Social engineering is extremely targeted and sees fraudsters manipulating often vulnerable people over a long time
Slowly, through a combination of fake emails, phone calls, texts messages or online posts, the victims are tricked into sharing confidential information
Most of cyber crimes have evolved from the profoundly stupid to the seductively convincing in recent years.
Largely illiterate and scarcely credible emails purported to be from the widows of sub-Saharan dictators with suitcases of blood diamonds to dispose of have been replaced by subtle correspondence known as “social engineering”.
The scams are worthy of the dystopian name. Social engineering is extremely targeted, and sees fraudsters manipulating frequently vulnerable people over a long period. Slowly, through a combination of fake emails, phone calls, texts messages or online posts, the victims are tricked into sharing confidential information.
Because the attack is complex and personalised, it can be very difficult to spot a scam before it is too late.
Interpol has described social engineering fraud as one of the major trends to emerge in recent years. It is not difficult to see why. Reported worldwide losses as a result of social engineering doubled last year to almost €1 billion. Yet t with many victims too embarrassed to report such crimes, the likelihood is the losses are much higher.
A major advertising campaign by Get Safe Online has just been launched in Britain and the North warning of the dangers of such scams. The organisation’s chief executive, Tony Neate, has warned that social engineering is becoming “more targeted and personal”.
But that’s not all. “What’s worrying, however, is the complex nature of these scams and how they tap perfectly into feelings that make us panic – if we get an email purporting to come from someone we trust [such as our bank] about something that is emotive to us all [money] and then demand that we act urgently, it’s almost like the perfect storm.”

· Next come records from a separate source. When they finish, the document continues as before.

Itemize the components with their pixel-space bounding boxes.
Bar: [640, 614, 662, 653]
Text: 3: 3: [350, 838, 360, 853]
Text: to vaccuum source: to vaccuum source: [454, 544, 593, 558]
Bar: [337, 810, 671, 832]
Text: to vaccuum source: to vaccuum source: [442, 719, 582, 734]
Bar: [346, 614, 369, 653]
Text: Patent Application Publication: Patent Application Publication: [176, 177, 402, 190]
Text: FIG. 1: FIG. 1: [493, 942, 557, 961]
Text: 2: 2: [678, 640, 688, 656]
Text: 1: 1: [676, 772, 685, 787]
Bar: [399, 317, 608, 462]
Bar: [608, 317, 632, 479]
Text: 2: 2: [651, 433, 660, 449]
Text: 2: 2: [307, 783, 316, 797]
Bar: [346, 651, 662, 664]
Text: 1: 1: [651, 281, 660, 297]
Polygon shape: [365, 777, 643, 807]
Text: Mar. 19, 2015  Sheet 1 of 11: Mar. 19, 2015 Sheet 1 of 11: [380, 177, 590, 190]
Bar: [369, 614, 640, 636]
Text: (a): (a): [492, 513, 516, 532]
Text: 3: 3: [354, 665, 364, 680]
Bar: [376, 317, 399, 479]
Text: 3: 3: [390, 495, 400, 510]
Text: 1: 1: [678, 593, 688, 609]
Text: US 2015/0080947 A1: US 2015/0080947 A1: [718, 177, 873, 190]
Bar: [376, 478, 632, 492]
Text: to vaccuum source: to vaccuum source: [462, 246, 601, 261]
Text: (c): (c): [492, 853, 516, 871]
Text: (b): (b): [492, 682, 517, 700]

It is not just individuals who are vulnerable. Some 70 per cent of cyber attacks directed at businesses now use social engineering methods. Rather than targeting computer systems – which can have robust security measures – criminals target people who are often more lax than the machines they use. Fraudsters send legitimate-looking emails to employees supposedly from their managers. They may contain links to shadowy websites or requests to transfer money. Fearful of incurring the wrath of their bosses, employees act fast. And when people under duress act fast, they make mistakes– mistakes criminals are waiting to capitalise on.